The 1-month patency rate in this study was lower than that described by Kim et al. However, our histologic results revealed promising intimal hyperplasia over the stent-graft by prominent inflammatory cell migration and deposition of collagen over the stent-graft, which was observed consistently in all cases. This is supported by the finding that there were no significant differences between the patent and occluded groups with regard to the percentage and thickness of the neointimal hyperplasia, degree of collagen deposition, and degree of inflammatory cell infiltration [13]. This suggests that the cause of the stent-graft occlusions in this study may not be from intimal injury due to the radial force or oversizing of this device type to the porcine aorta, which was previously reported by van der Bas et al. [21].

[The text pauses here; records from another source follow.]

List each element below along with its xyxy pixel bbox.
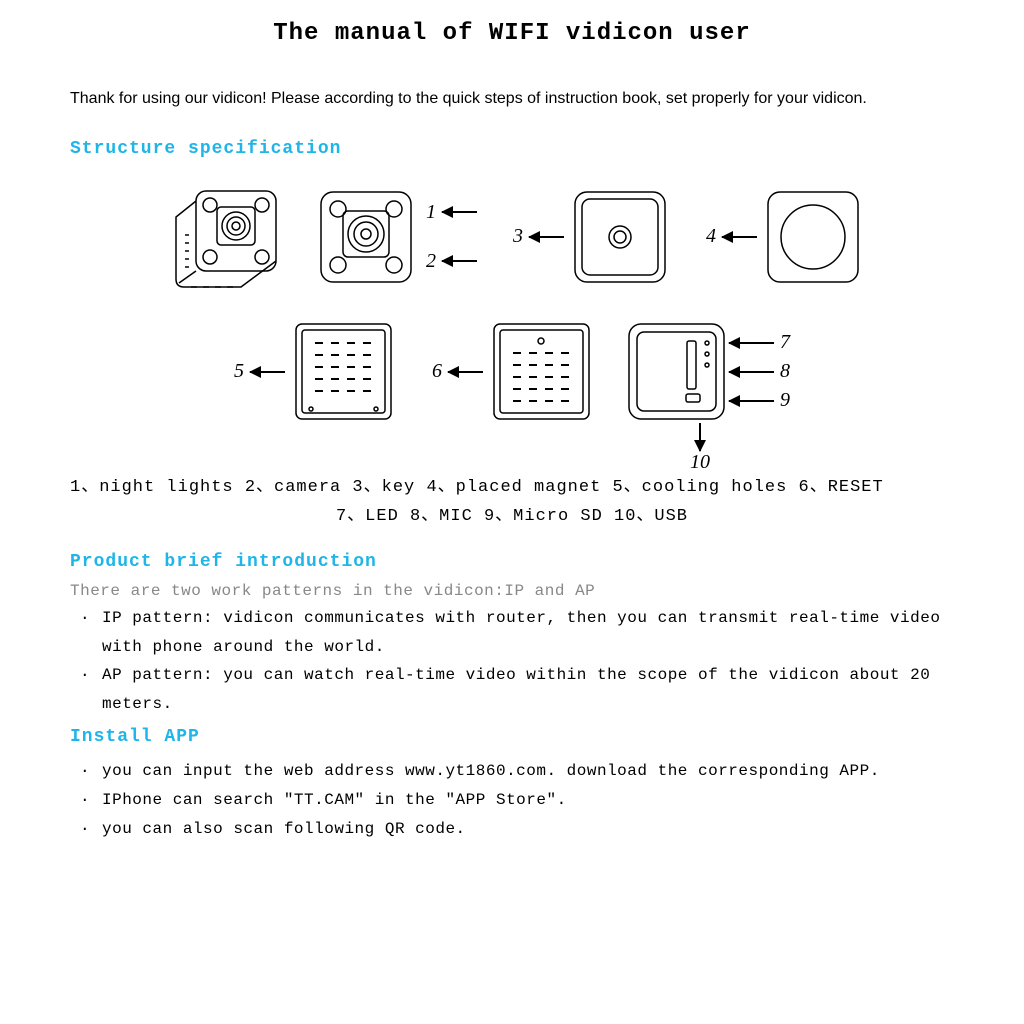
diagram-view-perspective (161, 179, 286, 294)
bullet-item: IP pattern: vidicon communicates with ro… (102, 604, 954, 662)
label-2: 2 (426, 250, 436, 273)
product-bullets: ·IP pattern: vidicon communicates with r… (80, 604, 954, 719)
arrow-icon (529, 236, 564, 238)
label-7: 7 (780, 331, 790, 354)
product-subtext: There are two work patterns in the vidic… (70, 582, 954, 600)
arrow-icon (699, 423, 701, 451)
label-1: 1 (426, 201, 436, 224)
heading-structure: Structure specification (70, 139, 954, 159)
diagram-view-cooling: 5 (228, 319, 396, 424)
bullet-item: you can also scan following QR code. (102, 815, 466, 844)
arrow-icon (722, 236, 757, 238)
arrow-icon (250, 371, 285, 373)
legend-text: 1、night lights 2、camera 3、key 4、placed m… (70, 474, 954, 532)
arrow-icon (729, 342, 774, 344)
label-10: 10 (690, 451, 710, 474)
bullet-item: AP pattern: you can watch real-time vide… (102, 661, 954, 719)
diagram-view-front: 1 2 (316, 187, 477, 287)
heading-install: Install APP (70, 727, 954, 747)
label-9: 9 (780, 389, 790, 412)
intro-text: Thank for using our vidicon! Please acco… (70, 87, 954, 111)
label-3: 3 (513, 225, 523, 248)
label-4: 4 (706, 225, 716, 248)
install-bullets: ·you can input the web address www.yt186… (80, 757, 954, 843)
legend-line-2: 7、LED 8、MIC 9、Micro SD 10、USB (70, 503, 954, 532)
arrow-icon (729, 371, 774, 373)
diagram-row-2: 5 6 (70, 319, 954, 424)
arrow-icon (448, 371, 483, 373)
label-8: 8 (780, 360, 790, 383)
diagram-view-ports: 7 8 9 10 (624, 319, 796, 424)
arrow-icon (442, 211, 477, 213)
bullet-item: IPhone can search "TT.CAM" in the "APP S… (102, 786, 567, 815)
diagram-view-side-key: 3 (507, 187, 670, 287)
diagram-area: 1 2 3 4 (70, 179, 954, 424)
label-5: 5 (234, 360, 244, 383)
bullet-item: you can input the web address www.yt1860… (102, 757, 880, 786)
page-title: The manual of WIFI vidicon user (70, 20, 954, 47)
legend-line-1: 1、night lights 2、camera 3、key 4、placed m… (70, 474, 954, 503)
arrow-icon (442, 260, 477, 262)
diagram-row-1: 1 2 3 4 (70, 179, 954, 294)
heading-product: Product brief introduction (70, 552, 954, 572)
label-6: 6 (432, 360, 442, 383)
arrow-icon (729, 400, 774, 402)
diagram-view-reset: 6 (426, 319, 594, 424)
diagram-view-magnet: 4 (700, 187, 863, 287)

This study had some limitations. First, the sample size was small and a heterogenous difference between the actual diameter of the aorta and the size of the stent-graft was observed. Because such a size difference can induce a high degree of intimal hyperplasia, due to stretching by an oversized stent-graft, demonstration of the clinical efficacy of the new device remains unclear. However, the degree of intimal hyperplasia showed no significant difference between the eight cases where patency was observed. Second, the prototype of the new device may have an unexpected stronger radial force than the old devices, despite careful manufacturing, which may have resulted in the four stent-graft occlusions in this study. Third, there were considerable technical difficulties in the procedure because of limited time under general anesthesia and the smaller size of the porcine aorta and iliac artery compared with humans. Fourth, a 1-month follow-up period, influenced by limitations in research funding, might be too short to evaluate a meaningful intima proliferation [3]. Fifth, direct comparison with devices from other manufacturers was not done, so we relied on reports from the current literature. Sixth, the study included no control groups for each type of stent-graft in the pathologic porcine aorta, which can limit our interpretations and cause difficulties in comparing the data of neointimal hyperplasia. Furthermore, correlative comparative analysis of neointimal hyperplasia between CT and histologic findings was limited by the resolution of the CT images.

Conclusion

The new exoskeleton Seal® stent-graft resulted in four unpredictable acute and late thromboses in the normal porcine aorta. However, the endothelialization on the junction of bare-metal stent and proximal graft showed no significant differences between the patent and occluded groups. Thus, additional studies including histologic examination, longer follow-up periods, larger sample sizes, and technical modification of stent-graft implantation are necessary to further evaluate this device.